Auf internationaler Ebene wurde, wie im Krieg in der Ukraine zu sehen war, das Prinzip der Nichtangriffsfreiheit durch das reaktive Russland und gleichzeitig durch die Nordatlantikpakt-Organisation (NATO), die auf Nachfrage der USA die Aggression erregt, untergraben . Den Vereinten Nationen (UN) und dem Sicherheitsrat gelang es nicht, Ordnung in das Chaos zu bringen. Es herrschte das Prinzip der Selbstverteidigung, was zu Recht oder Unrecht zum Ausbruch eines Krieges führte, und zwar ohne vorherige Konsultation der Bevölkerung. Im Gegensatz zu dem, was man so sagt, ist es nicht die Vernachlässigung der Wahrheit, die Kriege auslöst, sondern die autoritären Vorgehensweisen, die die wahnsinnigen Erklärungen schmücken.
Infolgedessen stürzen Bomben Gebäude und Brücken (real und im übertragenen Sinne) ein, zusammen mit der Frustration der Glückserwartungen von Millionen Menschen, auch wenn sie nicht direkt an der eurasischen Malaise beteiligt sind, infolge von Repressalien, die wie Windsäcke wirken Flughafen. Es handelt sich um miteinander verbundene Dinge: die Erhaltung demokratischer Staaten und die Demokratisierung des internationalen Systems.

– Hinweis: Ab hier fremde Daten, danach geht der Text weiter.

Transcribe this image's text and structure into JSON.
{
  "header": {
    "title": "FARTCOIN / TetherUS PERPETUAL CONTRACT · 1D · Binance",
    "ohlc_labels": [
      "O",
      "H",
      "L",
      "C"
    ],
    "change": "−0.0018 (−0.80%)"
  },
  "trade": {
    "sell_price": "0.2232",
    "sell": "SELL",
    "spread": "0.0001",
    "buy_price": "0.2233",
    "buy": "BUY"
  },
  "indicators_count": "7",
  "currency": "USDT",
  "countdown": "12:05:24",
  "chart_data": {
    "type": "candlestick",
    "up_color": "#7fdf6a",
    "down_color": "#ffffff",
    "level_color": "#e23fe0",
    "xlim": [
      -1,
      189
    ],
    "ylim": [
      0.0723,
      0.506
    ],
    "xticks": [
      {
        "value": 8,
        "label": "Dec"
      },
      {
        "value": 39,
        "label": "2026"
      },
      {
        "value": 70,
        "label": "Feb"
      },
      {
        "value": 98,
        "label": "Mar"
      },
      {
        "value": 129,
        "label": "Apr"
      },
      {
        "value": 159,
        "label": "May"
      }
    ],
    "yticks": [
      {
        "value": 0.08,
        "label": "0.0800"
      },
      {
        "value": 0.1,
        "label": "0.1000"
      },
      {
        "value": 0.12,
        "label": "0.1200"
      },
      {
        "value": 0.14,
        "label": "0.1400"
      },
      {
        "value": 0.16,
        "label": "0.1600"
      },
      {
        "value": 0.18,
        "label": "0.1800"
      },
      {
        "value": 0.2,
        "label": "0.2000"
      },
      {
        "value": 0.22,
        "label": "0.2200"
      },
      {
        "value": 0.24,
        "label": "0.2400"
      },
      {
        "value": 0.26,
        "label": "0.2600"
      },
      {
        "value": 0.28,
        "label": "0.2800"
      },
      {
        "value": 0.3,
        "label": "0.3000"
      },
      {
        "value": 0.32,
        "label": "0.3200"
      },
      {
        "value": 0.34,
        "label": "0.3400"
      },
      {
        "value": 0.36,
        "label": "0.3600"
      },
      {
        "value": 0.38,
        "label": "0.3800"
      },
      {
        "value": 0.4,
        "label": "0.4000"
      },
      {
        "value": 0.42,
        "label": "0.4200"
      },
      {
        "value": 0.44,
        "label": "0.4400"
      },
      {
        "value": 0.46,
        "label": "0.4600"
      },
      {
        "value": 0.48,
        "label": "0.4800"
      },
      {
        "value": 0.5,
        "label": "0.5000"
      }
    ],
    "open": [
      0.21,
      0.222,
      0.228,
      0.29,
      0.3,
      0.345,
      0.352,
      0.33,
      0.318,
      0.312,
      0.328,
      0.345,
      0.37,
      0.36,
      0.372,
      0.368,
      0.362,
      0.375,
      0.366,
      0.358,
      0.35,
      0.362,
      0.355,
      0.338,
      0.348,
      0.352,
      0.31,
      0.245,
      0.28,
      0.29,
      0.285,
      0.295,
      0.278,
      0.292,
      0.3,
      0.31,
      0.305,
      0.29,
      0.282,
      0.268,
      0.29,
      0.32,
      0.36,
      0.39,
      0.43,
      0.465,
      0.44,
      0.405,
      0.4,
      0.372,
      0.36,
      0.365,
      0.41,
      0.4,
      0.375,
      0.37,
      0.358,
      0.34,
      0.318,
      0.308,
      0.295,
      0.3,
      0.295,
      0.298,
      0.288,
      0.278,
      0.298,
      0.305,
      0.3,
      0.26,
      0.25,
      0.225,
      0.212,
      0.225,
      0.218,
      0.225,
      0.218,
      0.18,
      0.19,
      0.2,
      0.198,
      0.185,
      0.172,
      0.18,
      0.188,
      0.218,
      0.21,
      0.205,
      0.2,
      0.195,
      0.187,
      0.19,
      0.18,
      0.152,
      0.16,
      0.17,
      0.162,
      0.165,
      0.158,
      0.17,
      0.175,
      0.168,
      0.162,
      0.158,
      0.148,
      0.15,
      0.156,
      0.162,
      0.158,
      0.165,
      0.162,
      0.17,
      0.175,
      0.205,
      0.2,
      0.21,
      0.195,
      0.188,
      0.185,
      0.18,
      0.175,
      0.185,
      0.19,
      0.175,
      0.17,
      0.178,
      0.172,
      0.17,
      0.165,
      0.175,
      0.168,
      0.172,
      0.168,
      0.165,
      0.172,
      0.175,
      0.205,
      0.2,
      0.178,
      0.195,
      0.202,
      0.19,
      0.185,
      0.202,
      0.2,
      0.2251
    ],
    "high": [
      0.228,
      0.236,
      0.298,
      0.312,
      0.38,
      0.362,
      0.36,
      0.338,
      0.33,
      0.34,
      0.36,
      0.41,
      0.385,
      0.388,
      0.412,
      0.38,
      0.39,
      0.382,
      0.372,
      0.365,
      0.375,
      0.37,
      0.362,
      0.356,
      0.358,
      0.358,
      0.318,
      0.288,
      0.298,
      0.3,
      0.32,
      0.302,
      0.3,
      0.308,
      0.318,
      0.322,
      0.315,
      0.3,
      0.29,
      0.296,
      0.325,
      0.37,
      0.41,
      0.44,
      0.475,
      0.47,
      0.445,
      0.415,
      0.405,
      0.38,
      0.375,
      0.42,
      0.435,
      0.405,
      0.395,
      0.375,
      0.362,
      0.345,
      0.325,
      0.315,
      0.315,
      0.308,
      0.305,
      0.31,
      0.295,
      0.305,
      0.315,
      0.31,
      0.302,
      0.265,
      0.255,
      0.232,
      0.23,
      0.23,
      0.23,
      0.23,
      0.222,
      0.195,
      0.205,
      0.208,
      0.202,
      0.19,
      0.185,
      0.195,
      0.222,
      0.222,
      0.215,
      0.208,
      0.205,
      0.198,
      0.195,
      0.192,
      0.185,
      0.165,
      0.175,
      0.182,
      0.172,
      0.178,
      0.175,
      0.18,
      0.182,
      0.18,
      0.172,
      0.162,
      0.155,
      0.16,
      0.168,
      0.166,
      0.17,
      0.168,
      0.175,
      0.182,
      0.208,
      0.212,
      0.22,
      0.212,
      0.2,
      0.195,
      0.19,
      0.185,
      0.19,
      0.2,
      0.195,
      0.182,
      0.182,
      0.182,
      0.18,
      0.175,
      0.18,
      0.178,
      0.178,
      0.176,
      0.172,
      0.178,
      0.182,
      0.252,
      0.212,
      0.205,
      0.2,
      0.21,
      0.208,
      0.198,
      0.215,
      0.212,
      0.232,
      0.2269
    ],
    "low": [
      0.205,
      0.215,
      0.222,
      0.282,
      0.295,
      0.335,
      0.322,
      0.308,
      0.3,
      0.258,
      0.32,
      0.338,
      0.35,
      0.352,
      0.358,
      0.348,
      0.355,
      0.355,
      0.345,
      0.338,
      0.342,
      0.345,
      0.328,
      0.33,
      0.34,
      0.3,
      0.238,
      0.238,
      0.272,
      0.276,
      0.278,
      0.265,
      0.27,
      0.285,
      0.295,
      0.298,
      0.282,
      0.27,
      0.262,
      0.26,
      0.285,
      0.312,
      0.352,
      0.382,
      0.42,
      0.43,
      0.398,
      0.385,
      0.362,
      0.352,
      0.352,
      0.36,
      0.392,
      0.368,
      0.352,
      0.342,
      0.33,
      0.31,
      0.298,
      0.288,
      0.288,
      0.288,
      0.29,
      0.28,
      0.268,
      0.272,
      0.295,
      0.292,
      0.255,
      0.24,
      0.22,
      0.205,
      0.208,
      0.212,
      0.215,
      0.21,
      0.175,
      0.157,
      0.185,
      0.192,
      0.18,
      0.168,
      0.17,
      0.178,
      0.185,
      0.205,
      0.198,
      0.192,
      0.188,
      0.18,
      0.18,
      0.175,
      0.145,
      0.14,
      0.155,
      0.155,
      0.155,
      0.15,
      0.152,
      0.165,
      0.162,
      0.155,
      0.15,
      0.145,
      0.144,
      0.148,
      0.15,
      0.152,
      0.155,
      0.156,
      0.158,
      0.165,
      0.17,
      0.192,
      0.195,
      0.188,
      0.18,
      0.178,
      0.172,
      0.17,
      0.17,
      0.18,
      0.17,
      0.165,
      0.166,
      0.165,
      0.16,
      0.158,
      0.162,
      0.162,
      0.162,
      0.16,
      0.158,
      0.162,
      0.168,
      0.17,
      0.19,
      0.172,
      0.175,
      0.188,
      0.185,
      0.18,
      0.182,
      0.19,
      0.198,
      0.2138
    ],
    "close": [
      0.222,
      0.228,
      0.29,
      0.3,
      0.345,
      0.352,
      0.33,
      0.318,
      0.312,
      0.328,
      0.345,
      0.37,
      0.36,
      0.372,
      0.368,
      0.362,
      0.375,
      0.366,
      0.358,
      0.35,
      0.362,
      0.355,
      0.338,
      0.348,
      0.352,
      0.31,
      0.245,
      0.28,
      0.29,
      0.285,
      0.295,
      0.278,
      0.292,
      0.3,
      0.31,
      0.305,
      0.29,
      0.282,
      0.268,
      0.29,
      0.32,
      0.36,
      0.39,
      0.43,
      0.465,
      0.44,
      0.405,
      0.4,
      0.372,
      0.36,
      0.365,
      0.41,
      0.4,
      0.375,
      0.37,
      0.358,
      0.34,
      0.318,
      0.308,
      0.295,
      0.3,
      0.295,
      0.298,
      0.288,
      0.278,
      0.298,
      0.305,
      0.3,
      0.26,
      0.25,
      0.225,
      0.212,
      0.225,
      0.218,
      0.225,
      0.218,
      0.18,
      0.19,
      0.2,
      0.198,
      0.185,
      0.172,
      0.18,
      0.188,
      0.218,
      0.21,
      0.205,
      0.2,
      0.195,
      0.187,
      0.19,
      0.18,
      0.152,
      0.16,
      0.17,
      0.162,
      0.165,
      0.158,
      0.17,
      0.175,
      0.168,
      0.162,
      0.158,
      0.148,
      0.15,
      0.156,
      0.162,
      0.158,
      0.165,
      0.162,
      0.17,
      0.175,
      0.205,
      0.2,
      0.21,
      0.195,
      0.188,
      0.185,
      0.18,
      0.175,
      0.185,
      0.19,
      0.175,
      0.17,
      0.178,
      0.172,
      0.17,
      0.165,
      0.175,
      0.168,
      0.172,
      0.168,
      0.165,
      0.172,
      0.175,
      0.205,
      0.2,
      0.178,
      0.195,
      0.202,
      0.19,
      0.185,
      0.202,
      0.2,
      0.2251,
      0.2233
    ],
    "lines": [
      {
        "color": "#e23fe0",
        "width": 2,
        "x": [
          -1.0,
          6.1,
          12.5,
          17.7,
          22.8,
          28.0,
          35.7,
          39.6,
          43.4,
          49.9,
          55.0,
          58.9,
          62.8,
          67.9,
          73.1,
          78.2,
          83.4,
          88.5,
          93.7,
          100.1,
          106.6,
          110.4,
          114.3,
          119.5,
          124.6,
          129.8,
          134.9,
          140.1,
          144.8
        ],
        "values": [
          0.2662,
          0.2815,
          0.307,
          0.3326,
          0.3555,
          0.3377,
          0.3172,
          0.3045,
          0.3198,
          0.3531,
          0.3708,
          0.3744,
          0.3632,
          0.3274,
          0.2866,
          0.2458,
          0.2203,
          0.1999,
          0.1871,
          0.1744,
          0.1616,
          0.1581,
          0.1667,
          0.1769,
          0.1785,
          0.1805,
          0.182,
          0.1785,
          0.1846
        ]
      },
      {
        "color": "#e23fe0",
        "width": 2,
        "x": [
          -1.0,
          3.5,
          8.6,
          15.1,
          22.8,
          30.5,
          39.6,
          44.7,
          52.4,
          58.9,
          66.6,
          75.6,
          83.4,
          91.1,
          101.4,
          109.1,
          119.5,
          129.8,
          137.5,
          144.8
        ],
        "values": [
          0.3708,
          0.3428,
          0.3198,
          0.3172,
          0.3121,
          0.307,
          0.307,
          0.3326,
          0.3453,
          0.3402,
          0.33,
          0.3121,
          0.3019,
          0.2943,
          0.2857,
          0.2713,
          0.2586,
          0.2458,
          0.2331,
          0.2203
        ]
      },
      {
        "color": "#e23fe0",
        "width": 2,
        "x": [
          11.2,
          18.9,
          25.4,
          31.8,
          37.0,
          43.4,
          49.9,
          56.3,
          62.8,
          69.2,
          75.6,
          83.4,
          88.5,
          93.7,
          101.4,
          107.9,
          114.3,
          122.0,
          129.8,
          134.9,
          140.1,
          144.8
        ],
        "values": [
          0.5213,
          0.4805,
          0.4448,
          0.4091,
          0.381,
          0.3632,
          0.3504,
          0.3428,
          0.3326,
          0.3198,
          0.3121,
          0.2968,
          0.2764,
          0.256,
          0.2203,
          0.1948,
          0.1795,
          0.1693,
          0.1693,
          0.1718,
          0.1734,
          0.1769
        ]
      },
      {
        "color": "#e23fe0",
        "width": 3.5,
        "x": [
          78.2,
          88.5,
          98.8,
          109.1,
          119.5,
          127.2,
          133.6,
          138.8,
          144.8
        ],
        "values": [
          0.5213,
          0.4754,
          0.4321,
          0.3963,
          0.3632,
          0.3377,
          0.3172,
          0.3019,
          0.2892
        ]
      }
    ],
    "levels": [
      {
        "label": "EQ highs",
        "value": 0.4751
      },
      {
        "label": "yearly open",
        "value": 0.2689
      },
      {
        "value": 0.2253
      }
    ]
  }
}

Wir müssen Ariadnes Faden finden, um aus dem Labyrinth herauszukommen, das die Demokratie, die wir wollen, gefangen hält. Führung mit Anerkennung und Glaubwürdigkeit in beiden Hemisphären wurde von der Welt – und Brasilien – noch nie so sehr vermisst. Dies verleiht den bevorstehenden Wahlen Dramatik: vorhersehbar, aber nicht gesichert. Ich könnte. Im lateinamerikanischen fantastischen Realismus steckte derjenige, der eigentlich kandidieren sollte, im Jahr 2018 fest; Wer im Gefängnis sitzen sollte, läuft im Jahr 2022.
* Luiz Marques ist Professor für Politikwissenschaft an der UFRGS. Während der Regierung von Olívio Dutra war er Staatssekretär für Kultur in Rio Grande do Sul.